GCSMS : le Président de la FEHAP adresse une lettre au Premier ministre

Antoine DUBOUT, Président de la FEHAP, a adressé une lettre au Premier ministre, afin d’attirer son attention sur certaines dispositions de l’ordonnance du 23 février 2010 de coordination des dispositions issues de la loi du 21 juillet 2009 portant réforme de l’hôpital et relative aux patients, à la santé et aux territoires (HPST), concernant les groupements de coopération sociale et médico-sociale (GCSMS).

En effet, l’article 18 de l’ordonnance du 23 février 2010 a rendu applicables aux GCSMS toutes les dispositions du Code de la santé publique relatives aux GCS, sous réserve des dispositions du Code de l’action sociale et des familles.

Ces modifications conduisent à un flou juridique qui risque de porter préjudice au dispositif même du GCSMS, dès lors qu’elles étendent au secteur social et médico-social, des dispositions très problématiques issues de la loi HPST pour les groupements de coopération sanitaire (GCS), qui ont bloqué la dynamique de coopération hospitalière.

L’une des difficultés sérieuses induites par les dispositions de l’ordonnance du 23 février 2010 tient au fait que les GCSMS détenteurs d’autorisation dans lesquels les participants sont majoritairement publics, deviennent des établissements publics sociaux et médico-sociaux. Dans ces conditions, des institutions privées non lucratives ayant participé à une action de coopération, dans le cadre d’un GCSMS majoritairement public qui se verrait attribuer directement une autorisation, perdraient toute participation à la gouvernance de la structure de coopération…

Comme la FEHAP l’avait anticipé dès l’été 2008, pour l’avant-projet de loi HPST, concernant les difficultés à prévoir pour les GCS détenteurs d’autorisation promus par la loi HPST dans le secteur sanitaire, ces nouvelles dispositions relatives aux GCSMS vont stopper les coopérations entre le secteur public et le secteur privé dans le secteur social et médico-social.
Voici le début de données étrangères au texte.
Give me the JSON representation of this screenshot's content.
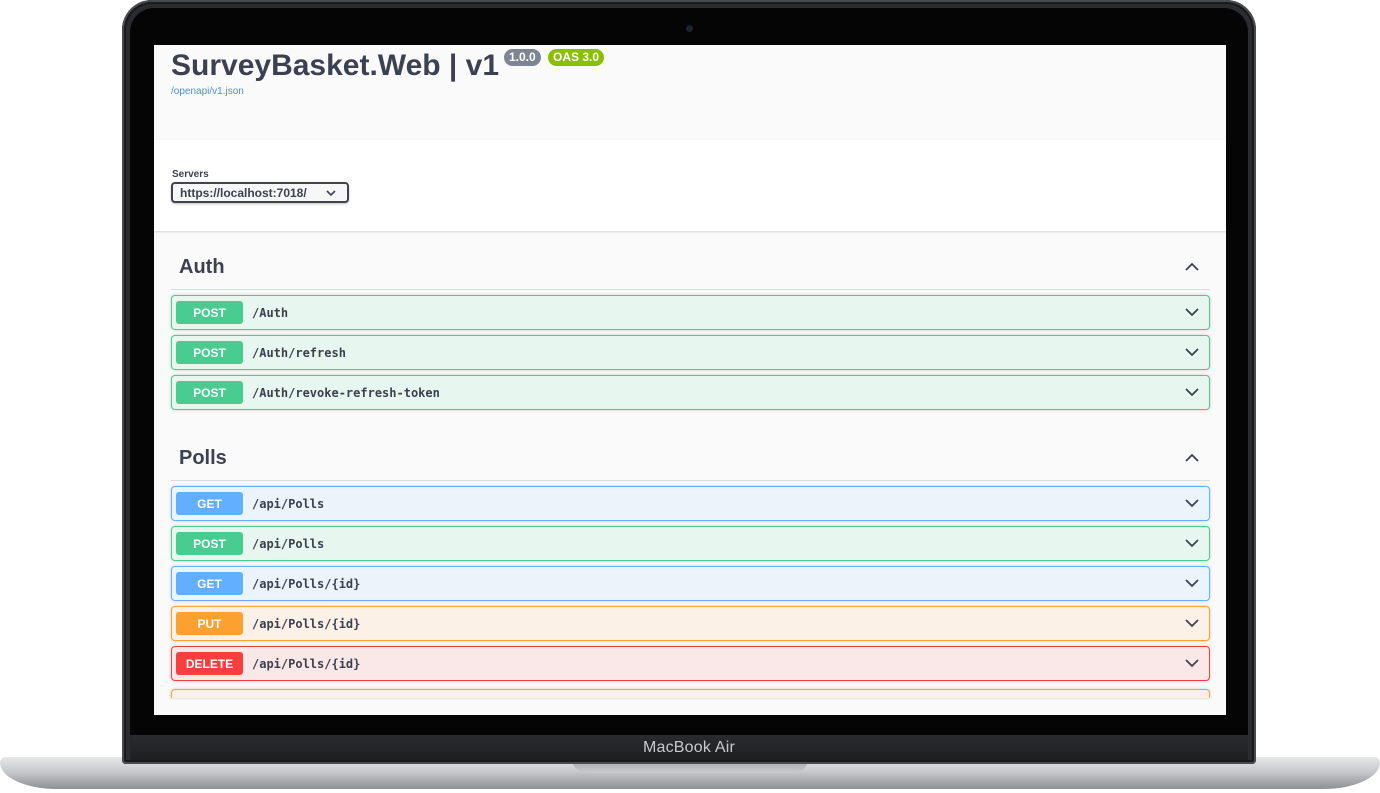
{
  "device": {
    "label": "MacBook Air"
  },
  "header": {
    "title": "SurveyBasket.Web | v1",
    "version_badge": "1.0.0",
    "oas_badge": "OAS 3.0",
    "spec_link": "/openapi/v1.json"
  },
  "servers": {
    "label": "Servers",
    "selected": "https://localhost:7018/"
  },
  "tags": [
    {
      "name": "Auth",
      "operations": [
        {
          "method": "POST",
          "path": "/Auth"
        },
        {
          "method": "POST",
          "path": "/Auth/refresh"
        },
        {
          "method": "POST",
          "path": "/Auth/revoke-refresh-token"
        }
      ]
    },
    {
      "name": "Polls",
      "operations": [
        {
          "method": "GET",
          "path": "/api/Polls"
        },
        {
          "method": "POST",
          "path": "/api/Polls"
        },
        {
          "method": "GET",
          "path": "/api/Polls/{id}"
        },
        {
          "method": "PUT",
          "path": "/api/Polls/{id}"
        },
        {
          "method": "DELETE",
          "path": "/api/Polls/{id}"
        }
      ]
    }
  ],
  "colors": {
    "post": "#49cc90",
    "get": "#61affe",
    "put": "#fca130",
    "delete": "#f93e3e",
    "version_badge": "#7d8492",
    "oas_badge": "#89bf04"
  },
  "icons": {
    "expand": "chevron-down-icon",
    "collapse": "chevron-up-icon",
    "select": "chevron-down-icon"
  }
}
En effet, les gestionnaires privés ne peuvent s’engager dans des dynamiques de coopération sous la menace d’une nationalisation de fait.

Ce sont les raisons pour lesquelles, dans le cadre de la discussion au Parlement de la loi de ratification, la FEHAP souhaite la rectification de l’ordonnance de coordination, pour simplifier et clarifier le nouveau droit des GCSMS.

La FEHAP demande que la loi de ratification précise que les GCSMS détenteurs d’autorisation sociale et médico-sociale ne constituent pas des établissements et services sociaux et médico-sociaux, sauf dans les cas où les GCSMS seraient issus d’une fusion entre plusieurs personnes morales gestionnaires.

La proposition d’amendement de la FEHAP au projet de loi de ratification est jointe à la lettre adressée au Premier ministre.